Tapi memang hidup itu serupa roda. Ia akan terus berputar dan berputar. Pelan-pelan kondisi saya membaik. Saya perluas jaringan perkenalan sehingga job-job dengan honor lumayan saya lakoni. Sementara Joni? Ia masih jalan di tempat. Sebagaimana dulu, ia tidak mendengar saran kami untuk lebih luwes bergaul. Saya tanya, "Soal logatmu?" Ia geleng. Lalu apa? Ia tidak jelaskan, karena memang tidak tahu. Ya diriku memang begini, kira-kira itulah makna senyum hambar Joni ketika hari demi hari mengikis habis tubuhnya. Saya sedih saat suatu hari semua teman serumah pergi untuk suatu job, sementara ia diam di rumah, atau pergi entah ke mana. Ketika kami tanya, "Dari mana, Jon?", ia jawab, "Jalan-jalaan..." Intonasi baca puisinya tak jua hilang!

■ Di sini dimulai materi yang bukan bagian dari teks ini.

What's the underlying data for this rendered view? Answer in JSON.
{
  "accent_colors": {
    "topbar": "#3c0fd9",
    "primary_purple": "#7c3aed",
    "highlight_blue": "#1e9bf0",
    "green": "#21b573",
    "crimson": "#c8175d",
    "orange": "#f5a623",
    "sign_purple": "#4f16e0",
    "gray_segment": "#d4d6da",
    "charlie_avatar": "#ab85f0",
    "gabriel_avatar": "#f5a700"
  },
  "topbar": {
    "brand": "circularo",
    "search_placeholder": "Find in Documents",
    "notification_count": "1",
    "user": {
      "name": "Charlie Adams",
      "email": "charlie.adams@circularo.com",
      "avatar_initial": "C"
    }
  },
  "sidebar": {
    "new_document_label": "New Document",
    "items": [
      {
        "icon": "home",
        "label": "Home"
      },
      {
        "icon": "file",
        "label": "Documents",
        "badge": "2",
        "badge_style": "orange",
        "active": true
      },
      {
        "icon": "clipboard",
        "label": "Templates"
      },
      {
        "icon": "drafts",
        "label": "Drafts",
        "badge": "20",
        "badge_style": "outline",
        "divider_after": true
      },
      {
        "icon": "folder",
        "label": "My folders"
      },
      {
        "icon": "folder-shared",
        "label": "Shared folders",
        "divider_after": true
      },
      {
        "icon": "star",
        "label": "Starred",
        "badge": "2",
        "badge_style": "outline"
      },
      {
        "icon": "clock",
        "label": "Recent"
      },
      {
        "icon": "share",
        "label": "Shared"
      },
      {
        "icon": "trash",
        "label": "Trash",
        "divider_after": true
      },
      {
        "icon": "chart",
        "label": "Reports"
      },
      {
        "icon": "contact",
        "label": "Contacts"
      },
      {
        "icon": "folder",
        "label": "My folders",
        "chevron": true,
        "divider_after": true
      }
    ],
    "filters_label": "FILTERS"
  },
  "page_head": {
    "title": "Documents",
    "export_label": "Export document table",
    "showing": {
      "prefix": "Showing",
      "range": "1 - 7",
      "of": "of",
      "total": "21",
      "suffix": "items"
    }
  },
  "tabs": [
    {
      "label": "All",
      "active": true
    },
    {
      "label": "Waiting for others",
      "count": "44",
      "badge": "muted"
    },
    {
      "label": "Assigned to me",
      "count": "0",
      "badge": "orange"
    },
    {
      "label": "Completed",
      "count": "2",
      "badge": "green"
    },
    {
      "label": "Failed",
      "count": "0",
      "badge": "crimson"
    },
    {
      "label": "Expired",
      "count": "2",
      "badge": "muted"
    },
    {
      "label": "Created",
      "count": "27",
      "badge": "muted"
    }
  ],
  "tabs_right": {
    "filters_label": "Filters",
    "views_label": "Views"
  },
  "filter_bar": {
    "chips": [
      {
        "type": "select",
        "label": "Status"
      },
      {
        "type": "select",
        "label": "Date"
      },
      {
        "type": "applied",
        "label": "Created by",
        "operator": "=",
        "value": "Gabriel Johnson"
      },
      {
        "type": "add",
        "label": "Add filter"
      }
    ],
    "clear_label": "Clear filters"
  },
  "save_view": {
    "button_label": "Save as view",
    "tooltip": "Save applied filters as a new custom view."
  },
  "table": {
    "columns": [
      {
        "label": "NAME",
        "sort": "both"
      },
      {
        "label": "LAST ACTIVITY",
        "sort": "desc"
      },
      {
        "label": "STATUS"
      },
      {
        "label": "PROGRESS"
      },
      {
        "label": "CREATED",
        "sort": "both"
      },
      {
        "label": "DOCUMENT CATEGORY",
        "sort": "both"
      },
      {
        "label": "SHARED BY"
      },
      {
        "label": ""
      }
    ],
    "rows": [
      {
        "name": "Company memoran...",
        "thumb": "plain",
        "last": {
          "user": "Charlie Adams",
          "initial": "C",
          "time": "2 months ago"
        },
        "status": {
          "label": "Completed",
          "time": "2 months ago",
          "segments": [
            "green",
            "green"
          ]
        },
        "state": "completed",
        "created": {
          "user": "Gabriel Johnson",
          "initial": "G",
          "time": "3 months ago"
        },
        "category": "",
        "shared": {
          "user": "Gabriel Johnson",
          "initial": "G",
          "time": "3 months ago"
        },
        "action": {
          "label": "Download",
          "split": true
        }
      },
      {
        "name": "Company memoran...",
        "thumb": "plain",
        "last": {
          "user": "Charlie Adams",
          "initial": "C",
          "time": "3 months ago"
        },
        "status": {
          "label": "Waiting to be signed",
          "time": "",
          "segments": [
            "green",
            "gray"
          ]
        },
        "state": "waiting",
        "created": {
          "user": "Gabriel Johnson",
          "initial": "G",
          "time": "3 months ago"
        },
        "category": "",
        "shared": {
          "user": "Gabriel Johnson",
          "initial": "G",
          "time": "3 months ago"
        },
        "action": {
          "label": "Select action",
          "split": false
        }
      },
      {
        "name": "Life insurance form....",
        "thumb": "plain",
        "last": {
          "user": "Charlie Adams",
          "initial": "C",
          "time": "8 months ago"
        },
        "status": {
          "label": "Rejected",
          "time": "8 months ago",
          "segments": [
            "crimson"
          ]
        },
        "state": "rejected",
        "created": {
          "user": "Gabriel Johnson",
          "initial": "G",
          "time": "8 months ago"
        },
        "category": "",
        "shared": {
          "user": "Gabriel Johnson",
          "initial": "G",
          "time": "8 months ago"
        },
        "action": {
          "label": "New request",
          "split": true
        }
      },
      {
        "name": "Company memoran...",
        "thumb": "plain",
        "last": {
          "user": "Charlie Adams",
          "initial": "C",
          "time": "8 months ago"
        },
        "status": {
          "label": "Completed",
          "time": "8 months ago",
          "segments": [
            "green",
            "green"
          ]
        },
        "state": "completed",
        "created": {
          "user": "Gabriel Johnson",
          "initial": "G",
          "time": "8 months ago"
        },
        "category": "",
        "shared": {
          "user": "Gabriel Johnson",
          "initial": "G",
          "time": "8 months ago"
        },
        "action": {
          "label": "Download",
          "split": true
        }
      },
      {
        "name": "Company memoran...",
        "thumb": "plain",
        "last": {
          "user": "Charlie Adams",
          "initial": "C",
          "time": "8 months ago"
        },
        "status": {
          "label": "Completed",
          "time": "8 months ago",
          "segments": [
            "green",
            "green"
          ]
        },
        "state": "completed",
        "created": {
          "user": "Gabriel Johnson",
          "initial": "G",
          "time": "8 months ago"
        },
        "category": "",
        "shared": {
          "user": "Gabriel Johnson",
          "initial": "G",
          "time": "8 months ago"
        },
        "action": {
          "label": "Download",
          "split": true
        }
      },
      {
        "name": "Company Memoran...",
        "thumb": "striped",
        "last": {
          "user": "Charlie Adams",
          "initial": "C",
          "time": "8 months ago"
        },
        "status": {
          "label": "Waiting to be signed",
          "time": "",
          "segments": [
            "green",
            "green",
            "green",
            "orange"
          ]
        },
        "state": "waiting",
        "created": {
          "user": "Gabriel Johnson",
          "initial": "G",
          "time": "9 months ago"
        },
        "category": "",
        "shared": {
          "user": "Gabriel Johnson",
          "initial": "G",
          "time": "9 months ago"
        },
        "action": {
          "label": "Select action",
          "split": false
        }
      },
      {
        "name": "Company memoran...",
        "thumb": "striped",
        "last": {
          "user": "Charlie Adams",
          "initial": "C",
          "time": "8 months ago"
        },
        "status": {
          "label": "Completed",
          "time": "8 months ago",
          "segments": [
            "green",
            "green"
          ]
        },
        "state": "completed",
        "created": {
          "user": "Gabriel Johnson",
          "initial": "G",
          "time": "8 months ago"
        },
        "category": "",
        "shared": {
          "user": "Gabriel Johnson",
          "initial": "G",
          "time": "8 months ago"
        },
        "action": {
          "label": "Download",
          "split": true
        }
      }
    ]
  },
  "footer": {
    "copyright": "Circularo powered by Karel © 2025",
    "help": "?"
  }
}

Sampai sebulan kami tak tahu apa yang Joni lakukan selama "jalan-jalan". Ia bilang pada teman lain yang ketika itu numpang di tempat kami--namanya Bang Jo (pernah saya bikin status soal dia)--bahwa rejeki itu dijemput, bukan ditunggu.

Suatu hari dalam perjalanan di atas angkot, Joni dengan tekun mencatat informasi yang ditempel sekenanya entah oleh siapa dan entah sejak kapan di pintu angkot. Informasi itu menjelaskan semuanya. Tentang misi "jalan-jalan", tentang rejeki harus dikejar, dan lain-lain yang selalu ia ucapkan sambil mengangkat jemuran di teras depan. Saya tanya, setelah tahu isi informasi di stiker itu, "Kamu yakin?" Joni dengan senyum khasnya menjawab, "Yakinlah. Namanya hidup harus penuh keyakinan!"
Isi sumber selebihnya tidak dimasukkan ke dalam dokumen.